Corbett: TOFT Focus


India has nine species of vultures in wild and only a decade ago, the population of vultures in India was estimated at over 80 million. Now, their numbers are down to a few thousand. This is due to a drug called Diclofenac, a non-steroidal anti-inflammatory drug (NSAID) which is widely used to treat cattle (an illegal activity as the use of Diclofenac in livestock was banned in 2008). The conservation of Vultures has become one of the top conservation priorities in India.
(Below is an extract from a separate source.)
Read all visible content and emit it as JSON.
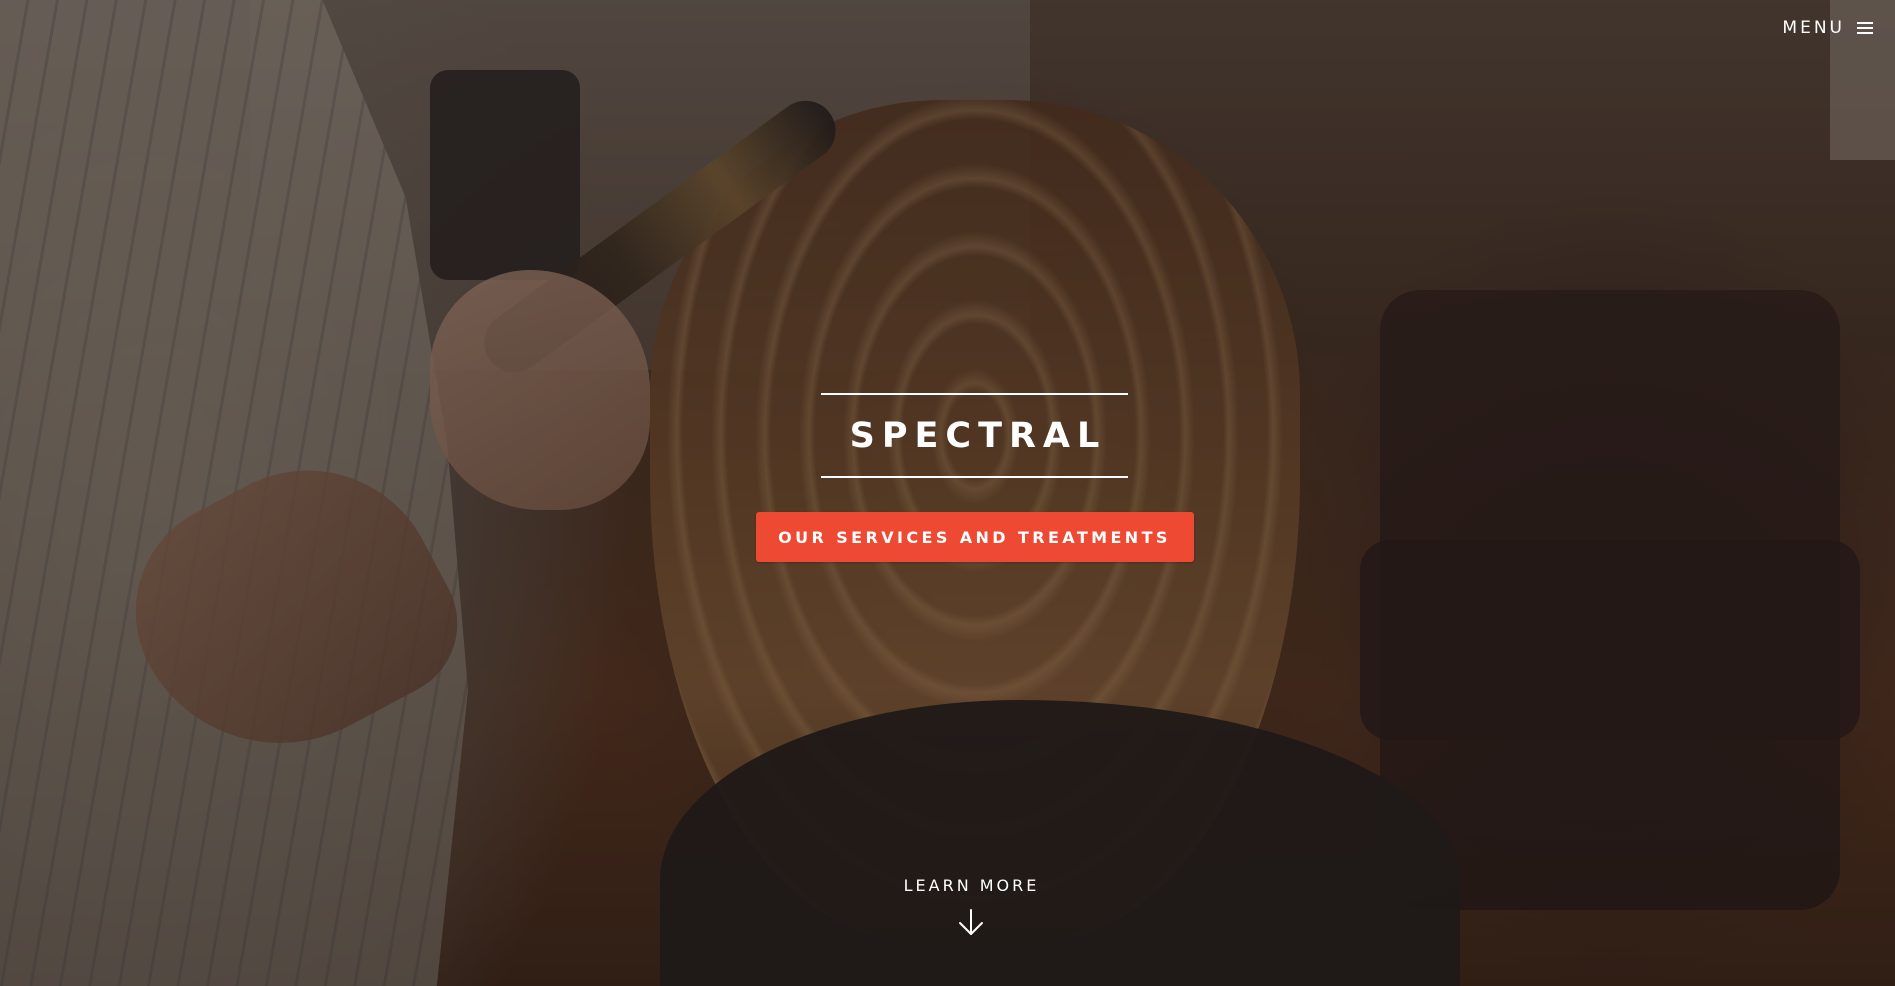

Contributing towards this goal, Society for Mahseer Conservancy started its Vulture conservation programme in June 2010 in Uttarakhand (Uttarakhand having all the nine species of vultures found in India) backed by a number of sponsors including one lakh rupees from TOFT . The objectives of our program are to sanitise Uttarakhand and adjoining Uttar Pradesh from Diclofenac by 2014 - to ensure that it is synchronised with the planned BNHS captive bred vultures release in 2015, to build awareness about eliminating the use of Diclofenac and promote Meloxicam as the alternative drug and to bring about behaviour change among local communities for safe disposal of Diclofenac treated dead animals.

The project monitors nesting sites, carries out awareness building programmes amongst villagers about the importance of vultures, visits pharmaceuticals, quacks and vets to discourage use of illegal drugs and provide alternatives, and a host of other important programmes.